There is no denying it.  Margin shrinkage and sales growth are challenges for everyone.  In so many ways, competition has increased dramatically in the compressed air market.  It’s difficult to differentiate products.  On-line retailers often sell at rock-bottom prices and disregard geographic boundaries.  Low-cost Asian competitors are playing against the “big boys”.  As the economy continues its slow climb out of the 2008 recession, one can only expect tougher competition.  It’s not unheard of for a competitor to “loss lead” and buy his way into a new account. 

So how does one grow sales and maintain margins in today’s business environment?  I suggest taking a closer look at the aftermarket sales strategy.  Aftermarket sales are typically more profitable than sales of capital equipment.  Yet the aftermarket side of most businesses receives much less attention than the equipment side.  I see this often when making sales calls with our distributors.  It’s normal to see a sales person spend most of his or time chasing the big dollar equipment sale while overlooking customers’ need for more smaller yet profitable products, such as replacement parts.  A baffling fact when you consider that aftermarket sales often out shine capital equipment sales for both profit and sales revenue generated in any company.

Developing a successful aftermarket sales strategy, however, is not an easy task.  It does require some strategic thinking and understanding of how the essential part any good aftermarket strategy applies to your business.  And that essential part is lock-in.  Without it, the whole strategy falls apart.  Aftermarket sales growth depends on customer’s being locked-in to buy your product or service and not being able to buy their aftermarket products from the competition.  When you pick up your free or discounted droid phone, you are locked-in to a long-term service contract.  That new inkjet printer you use to print photos requires you to buy the chip- coded replacement cartridge from that manufacturer.  And when you are driving your car to the dealer for a mechanical problem, you know that the car company figured out a way to ensure that the car couldn’t be fixed anywhere else. 

 Citing examples from the consumer market is easy pickings.  Every day we see how companies use service contracts, technology or service expertise to keep us as consumers coming back to buy their product.  Applying these concepts in the compressed air market is more challenging.  But it can be done.  Here are a few ideas.

1. For decades it has been common practice among equipment dealers to ask the customer to sign a service contract when purchasing a new piece of capital equipment.  With the present philosophy in most companies of repairing equipment rather than replacing it, expanding the service contract idea to include service parts or maintenance on other related equipment is more viable than ever.  All plant equipment requires some type of service at some point.  Whether it’s changing out elements in compressed air filters, replacing desiccant in regenerative dryers or making sure automatic drain valves are functioning correctly, you need to find out what your customers’ maintenance needs are and show him that there is a value to the service you are ready to provide. 
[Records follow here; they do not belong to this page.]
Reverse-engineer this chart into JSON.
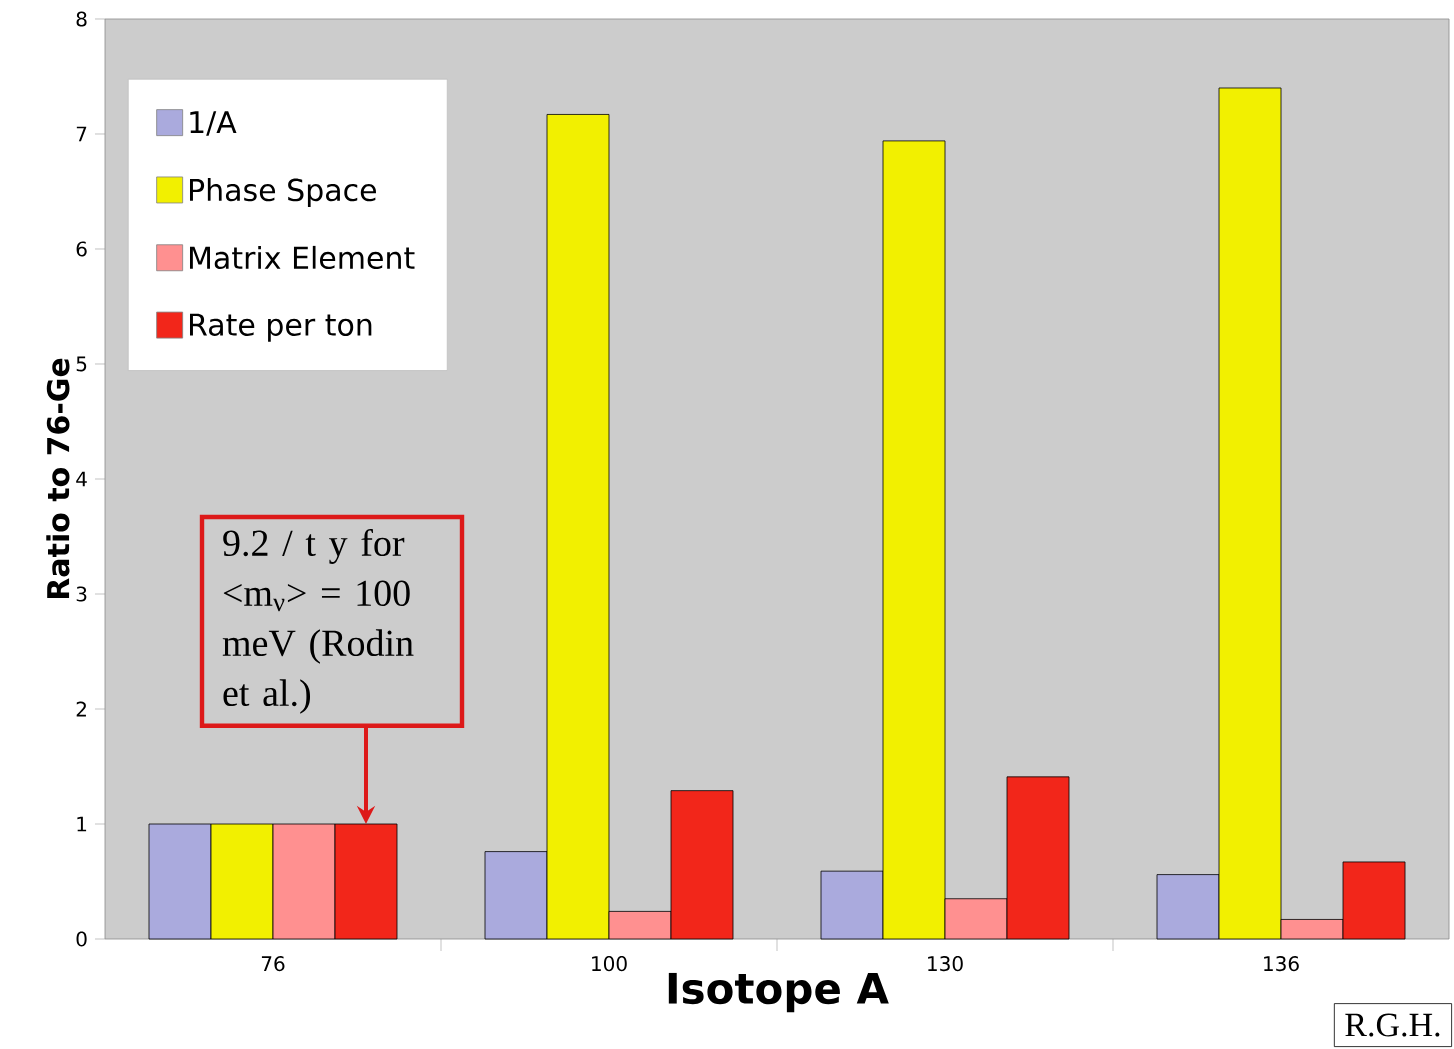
{
  "chart_data": {
    "type": "bar",
    "xlabel": "Isotope A",
    "ylabel": "Ratio to 76-Ge",
    "categories": [
      "76",
      "100",
      "130",
      "136"
    ],
    "series": [
      {
        "name": "1/A",
        "color": "#aaaadd",
        "values": [
          1,
          0.76,
          0.59,
          0.56
        ]
      },
      {
        "name": "Phase Space",
        "color": "#f2f000",
        "values": [
          1,
          7.17,
          6.94,
          7.4
        ]
      },
      {
        "name": "Matrix Element",
        "color": "#ff9090",
        "values": [
          1,
          0.24,
          0.35,
          0.17
        ]
      },
      {
        "name": "Rate per ton",
        "color": "#f2261a",
        "values": [
          1,
          1.29,
          1.41,
          0.67
        ]
      }
    ],
    "ylim": [
      0,
      8
    ],
    "yticks": [
      0,
      1,
      2,
      3,
      4,
      5,
      6,
      7,
      8
    ],
    "grid": false,
    "legend": "top left",
    "annotations": [
      {
        "text": "9.2 / t y for <m$_{ν}$> = 100 meV (Rodin et al.)",
        "x": "76",
        "y": 1
      },
      "R.G.H."
    ]
  }
}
2. Product technology is ever changing.  Perhaps not so much in the compressed air market.  But it is still important to look at the products you sell from the perspective of aftermarket potential.  For example, single tower deliquescent dryers have enormous potential for aftermarket sales dollars.  What could be easier?  The customer needs to replenish desiccant on a regular basis.  The bottom line is that once you have an installed base of any product which is not a commodity, you are ensured of repeat customers and aftermarket dollars.
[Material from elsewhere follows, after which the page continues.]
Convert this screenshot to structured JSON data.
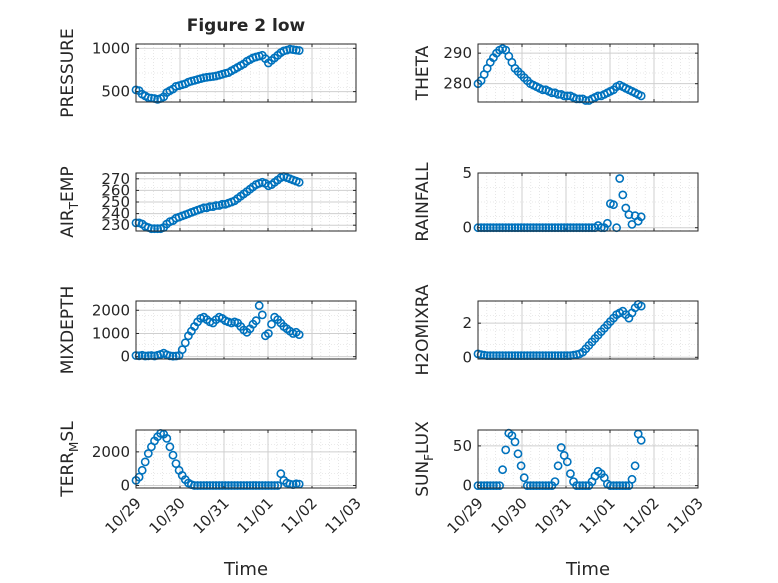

3. Be the “go to” sales person or distributor when the customer needs an expert.  While a buyer of compressed air treatment products is certainly capable of gathering immense product knowledge with a few Google searches, he’ll still place value in an vendor who also provides expert guidance.  Technical application sales are still very much a part of our business.  And when the customer comes to trust in the product recommendations you make, you develop a strong business relationship which often leads to repeat customers and tag-along sales. 

One thing is for certain.  In today’s competitive environment, it is no longer possible to leave the details of the sales process, including development of a successful aftermarket business, to chance.  To do so would be an invitation to the competition to take your customers and potential aftermarket sales and profit.  And while I continue to be a believer in customer loyalty, that loyalty can only get you so far.  It is always better to have a plan to lock-in your customer base so you don’t endlessly worry about where the next order is coming from or why the profit on an order wasn’t high enough.